I value simplicity and directness in communications. Too often we spend time mired in details that bury our main message. When I attended the Council of PR Firms 2011 Harvard Leadership Program taught by Dr. Ashish Nanda we studied the miraculous turnaround of SAS airlines. When businessman Jan Carlzon took over the Scandinavian airline in 1981 it was tanking. The airline was facing industry challenges including rising oil prices, deregulation and others. But one of the biggest issues was its very own bureaucratic culture that had hand-tied front-line employees; they could not make timely customer service decisions.

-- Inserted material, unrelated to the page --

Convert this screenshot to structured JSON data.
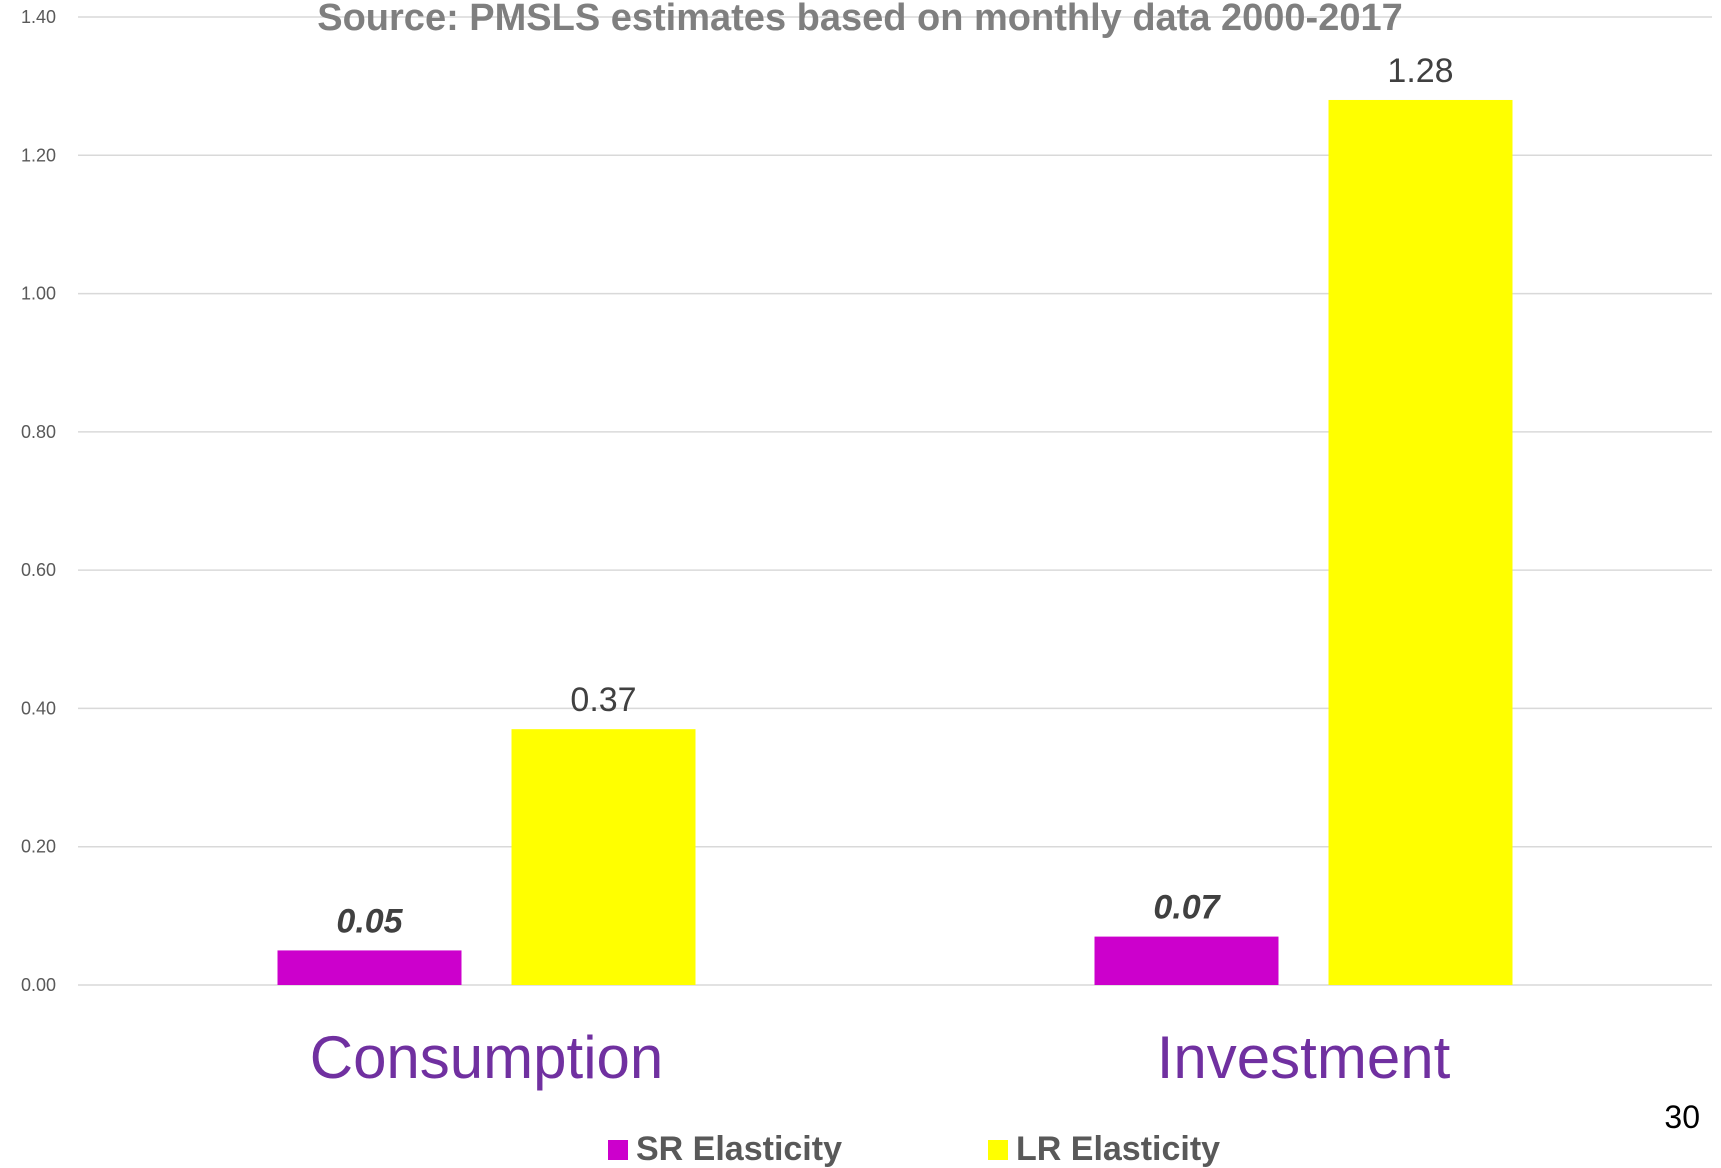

To succeed Carlzon had to revolutionize the company and he had to communicate it in a revolutionary way.
He was known for saying, “An individual without information can’t take responsibility. An individual with information can’t help but take responsibility.”
But the challenge was how to deliver information effectively to a wide audience. One of the most unique approaches he took was in writing a book entitled, Let’s Get in There and Fight! and he sent it to every single employee. Right down to every gate checker, maintenance worker, baggage handler, flight attendant, manager and pilot.
The text was simple; the images were cartoons – almost child-like – conceivably drawn by Carlzon himself.
For example, he showed a plane taking a nosedive. The text reads, “We are in bad shape. But we have not reached crisis point yet. If we were, we would not know how to get our nose up again. He showed a plane soaring, “But we can. If we are ready to fight for our jobs and our future.”
No business analysis, no pie charts, no graphs, just a clear call to action, simply presented.
You have to see the book to believe it: http://www.slideshare.net/thecroaker/jan-carlzons-sas-presentation
He also met face to face with employees, listening, surveying, and empowering them to make decisions, eliminating middle management along the way. Employees, especially the front-line, rallied around his leadership and communications style. We watched video of Carlzon speaking. He was engaging, simple and inclusive in his delivery, always using “we” and “us” rather than “you” and “them.”
The changes at SAS led to Air Transport World naming SAS Airline of the Year for 1983 just two years after Carlzon applied his leadership. Dr. Nanda told us Jan Carlzon’s turnaround of SAS is one of the classic business case studies at Harvard.